Clemson's Travis Etienne (9) returns the opening kickoff in the first half of the Sugar Bowl on Jan. 1, 2018. The NCAA has made several rules changes, including some to help limit injuries incurred during kickoffs. (AP Photo/Gerald Herbert) Credit: Gerald Herbert | AP

According to the National Football Foundation, the kickoff return is the play that yields the highest risk of head injuries.

For that reason, one of this year’s college football rule changes is designed to discourage teams from returning kickoffs.

“It’s about player safety,” said University of Maine head coach Joe Harasymiak.

Under the new rule, if a player calls for a fair catch on a kickoff inside his 20-yard line, the ball will be placed at the 25-yard line just as if the kicker had kicked it into the end zone and it wasn’t returned, resulting in a touchback.

A National Football Federation release pointed out that some kickers have mastered the “pooch” kick, purposely kicking it high and shorter and sometimes angling it into a corner to force the opponent to return it. Under the old rule, if a kick returner called for a fair catch, the ball would be placed at that spot.

“That’s going to be interesting. You’re going to have to make good decisions (based on the kick),” Harasymiak said.

The NCAA football rules committee also has eliminated all blocks below the waist if they take place more than five yards beyond the line of scrimmage. It also clarified where you can block below the waist.

Linemen who are inside the tackle box at the snap may block below the waist from the front or the side until the ball leaves the tackle box. The tackle box is the area that extends laterally between the offensive tackles on either side of the line.

All other players may block below the waist only if the force of the block is directly from the front.

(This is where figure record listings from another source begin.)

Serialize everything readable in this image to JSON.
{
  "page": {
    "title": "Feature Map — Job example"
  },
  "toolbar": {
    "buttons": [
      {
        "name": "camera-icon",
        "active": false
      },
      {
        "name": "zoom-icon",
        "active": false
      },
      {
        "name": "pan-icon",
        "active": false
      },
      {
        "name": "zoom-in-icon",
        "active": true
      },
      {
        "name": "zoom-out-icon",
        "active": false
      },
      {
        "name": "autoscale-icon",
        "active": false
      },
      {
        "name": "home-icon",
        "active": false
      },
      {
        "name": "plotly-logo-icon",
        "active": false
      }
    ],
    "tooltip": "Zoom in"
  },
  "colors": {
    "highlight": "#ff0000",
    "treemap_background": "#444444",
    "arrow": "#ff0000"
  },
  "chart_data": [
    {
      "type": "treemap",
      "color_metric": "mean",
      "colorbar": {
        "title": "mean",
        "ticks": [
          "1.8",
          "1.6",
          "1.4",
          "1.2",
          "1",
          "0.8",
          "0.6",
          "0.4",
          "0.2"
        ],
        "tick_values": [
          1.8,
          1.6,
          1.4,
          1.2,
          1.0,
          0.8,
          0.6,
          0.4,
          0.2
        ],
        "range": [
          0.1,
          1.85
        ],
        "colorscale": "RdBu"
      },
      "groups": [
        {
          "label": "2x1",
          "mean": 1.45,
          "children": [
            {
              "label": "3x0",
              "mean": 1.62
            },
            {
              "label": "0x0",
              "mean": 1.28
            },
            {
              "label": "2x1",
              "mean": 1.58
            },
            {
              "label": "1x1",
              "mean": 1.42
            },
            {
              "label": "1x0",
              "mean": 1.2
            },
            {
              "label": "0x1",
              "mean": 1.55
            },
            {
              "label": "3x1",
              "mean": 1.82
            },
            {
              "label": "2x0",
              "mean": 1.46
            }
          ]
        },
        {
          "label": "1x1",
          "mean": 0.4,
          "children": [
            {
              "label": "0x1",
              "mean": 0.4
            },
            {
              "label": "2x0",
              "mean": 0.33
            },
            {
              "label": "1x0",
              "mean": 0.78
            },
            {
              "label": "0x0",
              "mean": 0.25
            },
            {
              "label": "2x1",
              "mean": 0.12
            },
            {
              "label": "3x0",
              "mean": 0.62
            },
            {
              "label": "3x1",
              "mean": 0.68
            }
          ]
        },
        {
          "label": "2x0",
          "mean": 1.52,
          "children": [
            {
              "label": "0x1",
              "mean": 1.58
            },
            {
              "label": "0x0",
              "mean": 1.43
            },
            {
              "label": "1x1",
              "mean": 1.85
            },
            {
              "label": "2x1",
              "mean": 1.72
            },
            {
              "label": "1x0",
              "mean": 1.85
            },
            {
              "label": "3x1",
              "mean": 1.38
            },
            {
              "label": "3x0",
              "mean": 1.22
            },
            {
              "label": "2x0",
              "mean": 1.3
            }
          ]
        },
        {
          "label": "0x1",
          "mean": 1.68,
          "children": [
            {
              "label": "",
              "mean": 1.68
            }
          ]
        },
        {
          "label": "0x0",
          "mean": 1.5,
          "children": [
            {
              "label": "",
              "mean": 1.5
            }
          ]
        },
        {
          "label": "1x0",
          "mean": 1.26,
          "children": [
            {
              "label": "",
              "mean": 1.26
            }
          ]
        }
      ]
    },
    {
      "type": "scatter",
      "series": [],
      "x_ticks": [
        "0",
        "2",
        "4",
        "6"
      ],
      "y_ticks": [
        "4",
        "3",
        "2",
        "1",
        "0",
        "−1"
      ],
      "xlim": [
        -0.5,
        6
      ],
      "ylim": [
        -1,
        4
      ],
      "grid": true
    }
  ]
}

If a player is outside the tackle box or in motion at the snap, he may not block below the waist even if the block is directed from the front. And once the ball has left the tackle box, no player is allowed to block below the waist toward his own end line.

“That will affect triple-option teams more,” said Harasymiak.

Another rule to enhance player safety requires pants to have knee pads and to completely cover the knee. In recent years, players’ pants have been getting shorter, exposing knees to increased risk of injuries.

In other new rules, if a defense commits a personal foul or unsportsmanlike conduct penalty during a field goal, the kicking team can accept the three points if it makes the attempt and the defensive team also will be assessed the penalty on the ensuing kickoff.

Under the previous rule, the kicking team could accept the penalty and take the points off the board or take the points but not have the penalty assessed to the defensive team.

There is also a rule intended to speed up the game and reduce the length of games.

This year, a 40-second play clock will be used to shorten the time between the touchdown and extra-point attempt and between the kickoff return and the first play from scrimmage. There previously was a one-minute break.